FROGGYはまだまだ検索流入が少ないですね・・・ SMBC日興證券が運営、というネームバリューがあっても検索からの流入が確保できないとPV数的な規模を出していくのは難しいのかもしれません。 ただ現在は既存顧客をターゲットにしているようなので、 検索流入はそこまで力を入れてないかもです。

FROGGYの今後は?

「これからは投資へのヒントになるような記事や、少し違った切り口での銘柄紹介などを増やして行きたいですね。そして、「FROGGY」から直接金融商品の売買ができるシステムを構築したいと考えています。その時は通常のお客様向けサイトよりも簡単なインターフェースを作るなど、「FROGGY」色がついたお客様に合ったものを作りたいですね」と吉岡氏は語る。

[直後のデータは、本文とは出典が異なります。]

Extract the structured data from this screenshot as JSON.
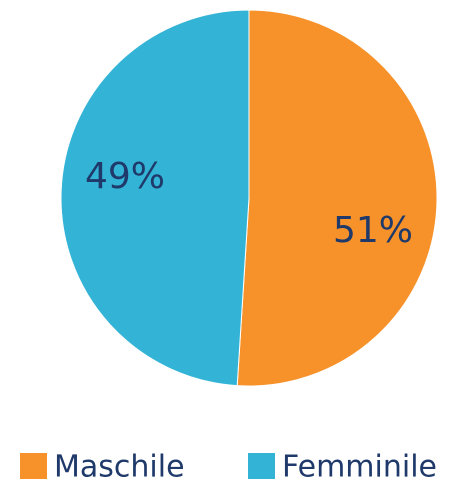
{
  "chart_data": {
    "type": "pie",
    "categories": [
      "Maschile",
      "Femminile"
    ],
    "values": [
      51,
      49
    ],
    "value_labels": [
      "51%",
      "49%"
    ],
    "colors": [
      "#f7922a",
      "#33b3d6"
    ],
    "legend": "bottom"
  }
}
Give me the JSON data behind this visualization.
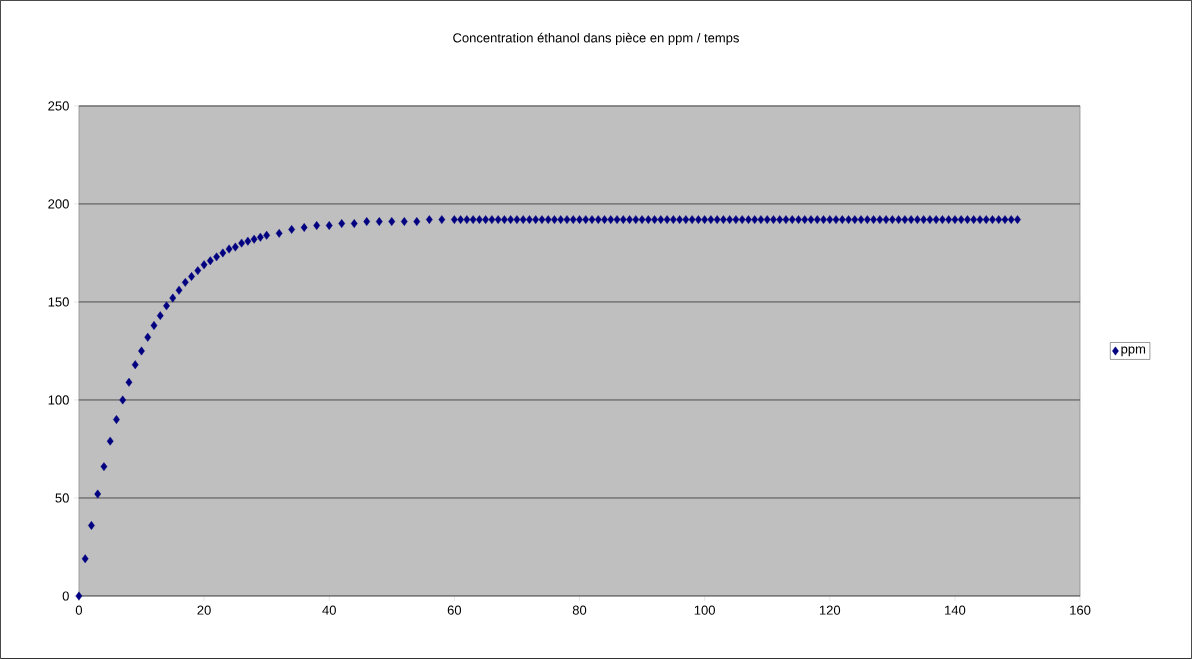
{
  "chart_data": {
    "type": "scatter",
    "title": "Concentration éthanol dans pièce en ppm / temps",
    "x": [
      0,
      1,
      2,
      3,
      4,
      5,
      6,
      7,
      8,
      9,
      10,
      11,
      12,
      13,
      14,
      15,
      16,
      17,
      18,
      19,
      20,
      21,
      22,
      23,
      24,
      25,
      26,
      27,
      28,
      29,
      30,
      32,
      34,
      36,
      38,
      40,
      42,
      44,
      46,
      48,
      50,
      52,
      54,
      56,
      58,
      60,
      61,
      62,
      63,
      64,
      65,
      66,
      67,
      68,
      69,
      70,
      71,
      72,
      73,
      74,
      75,
      76,
      77,
      78,
      79,
      80,
      81,
      82,
      83,
      84,
      85,
      86,
      87,
      88,
      89,
      90,
      91,
      92,
      93,
      94,
      95,
      96,
      97,
      98,
      99,
      100,
      101,
      102,
      103,
      104,
      105,
      106,
      107,
      108,
      109,
      110,
      111,
      112,
      113,
      114,
      115,
      116,
      117,
      118,
      119,
      120,
      121,
      122,
      123,
      124,
      125,
      126,
      127,
      128,
      129,
      130,
      131,
      132,
      133,
      134,
      135,
      136,
      137,
      138,
      139,
      140,
      141,
      142,
      143,
      144,
      145,
      146,
      147,
      148,
      149,
      150
    ],
    "series": [
      {
        "name": "ppm",
        "color": "#000080",
        "values": [
          0,
          19,
          36,
          52,
          66,
          79,
          90,
          100,
          109,
          118,
          125,
          132,
          138,
          143,
          148,
          152,
          156,
          160,
          163,
          166,
          169,
          171,
          173,
          175,
          177,
          178,
          180,
          181,
          182,
          183,
          184,
          185,
          187,
          188,
          189,
          189,
          190,
          190,
          191,
          191,
          191,
          191,
          191,
          192,
          192,
          192,
          192,
          192,
          192,
          192,
          192,
          192,
          192,
          192,
          192,
          192,
          192,
          192,
          192,
          192,
          192,
          192,
          192,
          192,
          192,
          192,
          192,
          192,
          192,
          192,
          192,
          192,
          192,
          192,
          192,
          192,
          192,
          192,
          192,
          192,
          192,
          192,
          192,
          192,
          192,
          192,
          192,
          192,
          192,
          192,
          192,
          192,
          192,
          192,
          192,
          192,
          192,
          192,
          192,
          192,
          192,
          192,
          192,
          192,
          192,
          192,
          192,
          192,
          192,
          192,
          192,
          192,
          192,
          192,
          192,
          192,
          192,
          192,
          192,
          192,
          192,
          192,
          192,
          192,
          192,
          192,
          192,
          192,
          192,
          192,
          192,
          192,
          192,
          192,
          192,
          192
        ]
      }
    ],
    "xlim": [
      0,
      160
    ],
    "xticks": [
      0,
      20,
      40,
      60,
      80,
      100,
      120,
      140,
      160
    ],
    "ylim": [
      0,
      250
    ],
    "yticks": [
      0,
      50,
      100,
      150,
      200,
      250
    ],
    "grid": "y",
    "legend": "right",
    "marker": "diamond"
  }
}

(参考:投資に対する意識を変えるSMBC日興証券の「FROGGY」) 今後はFROGGY上で金融商品が売買できるようにしていくようです。 記事で不安を解消したり、知識を増やしてもらう→そのままサイト内で売買、という流れができるとユーザー的にもいいかなとは思います。

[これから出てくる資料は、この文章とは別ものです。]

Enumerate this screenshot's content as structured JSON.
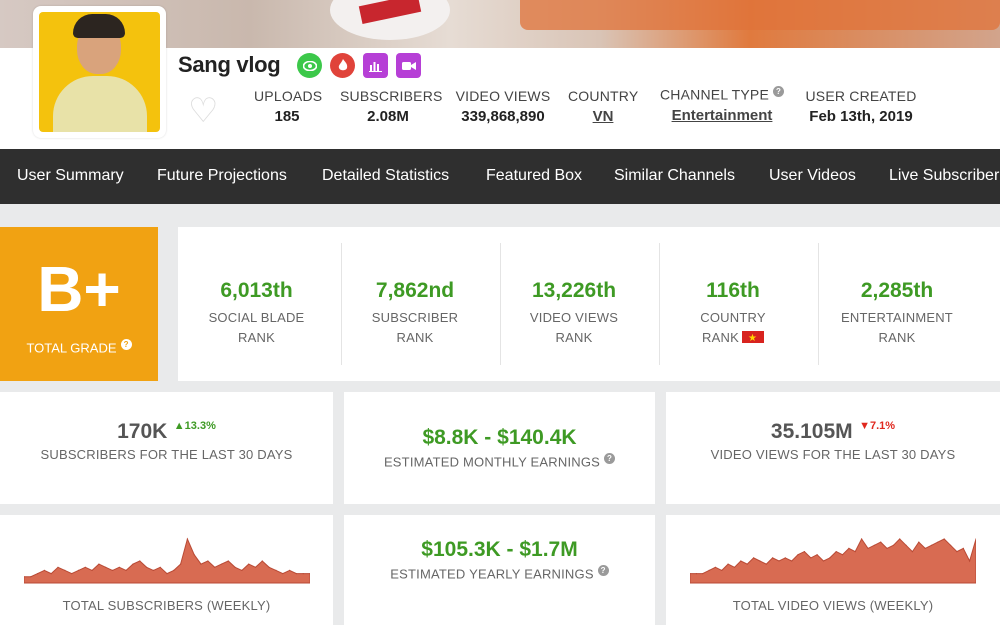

(2019年2月15日追記) 昨日、「500円から株を売買できる「個別株の取引機能」を実装」とのニュースがありました。これで当初の予定通り記事から直接株が購入できるようになったようですね。 SMBC日興証券、メディアと株取引が融合した「FROGGY」–500円から購入可能 https://japan.cnet.com/article/35132803/
しかし、検索流入を強化しなければ規模は小さいままで、大した売り上げ寄与もしないと思われるので、だんだんとSMBC的にもFROGGYへの投資が下火になっていき、クローズするという流れになってしまうんじゃないかなー。 既存顧客へのアプローチといっても現状でアプローチできるチャネルがそんなにないのでは?とも思います。 コンテンツマーケティングは成果が見えにくい部分もあり、難しいですね。 ただ記事のクオリティは高くてとてもためになる内容になっているので、個人的にはこのまま続いていってほしいなと思います! これからもFROGGYの動向をしばらく見守っていきたいと思います。